When author Tim Ferriss decided to bypass traditional publishers and release The 4-Hour Chef with Amazon, Barnes & Noble refused to carry the title — eating into the cookbook’s sales. But Ferris told thenextweb.com he would publish with Amazon again, explaining, “I’m not anti-bookstore, I’m pro-reader.” For Ferriss, it came down to Amazon’s ability to give him the data on his customers — who they are, where they’re from, the kinds of books they buy, etc:
The reason I chose to go with Amazon was because I developed a relationship with them over time because of the volume of sales I was pushing through Amazon for the first two books. …Random House, Simon & Schuster, these traditional publishers sell to the head category buyers at a Barnes & Noble or Books-A-Million. They do not know their end users, they have no data about their end users, nor do they have any way to communicate with their end users. Amazon, in many ways I would say, knows me better than I know myself just based on my Amazon Prime purchasing behavior as well as what I refer people to through my blog, which they can track of course.
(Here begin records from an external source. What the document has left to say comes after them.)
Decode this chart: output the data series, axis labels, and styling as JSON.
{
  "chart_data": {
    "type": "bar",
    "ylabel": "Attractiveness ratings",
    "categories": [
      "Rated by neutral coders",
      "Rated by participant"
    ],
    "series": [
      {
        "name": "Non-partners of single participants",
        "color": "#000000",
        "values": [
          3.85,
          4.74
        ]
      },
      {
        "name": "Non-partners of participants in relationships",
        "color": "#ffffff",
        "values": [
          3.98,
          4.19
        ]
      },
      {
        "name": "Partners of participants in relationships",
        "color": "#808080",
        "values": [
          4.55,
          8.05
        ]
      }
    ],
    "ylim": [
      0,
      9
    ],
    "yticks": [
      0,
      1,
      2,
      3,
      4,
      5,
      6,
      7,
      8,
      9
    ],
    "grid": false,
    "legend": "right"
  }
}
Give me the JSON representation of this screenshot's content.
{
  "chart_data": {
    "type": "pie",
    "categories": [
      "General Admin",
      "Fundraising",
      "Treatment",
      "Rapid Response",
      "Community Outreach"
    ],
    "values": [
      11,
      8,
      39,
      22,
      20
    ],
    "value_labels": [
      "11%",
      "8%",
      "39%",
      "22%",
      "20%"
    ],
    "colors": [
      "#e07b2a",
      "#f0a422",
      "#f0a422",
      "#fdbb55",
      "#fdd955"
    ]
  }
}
For readers, Amazon‘s leg up over bookstores has come down to convenience; and for writers, Amazon has made itself attractive by offering a level of transparency publishers have only recently begun to emulate with Author Portals that reveal real-time sales. That said, as Ferriss’ example shows, there either needs to be cooperation among Amazon, B&N, and the publishers; or they need to learn from each other to better compete.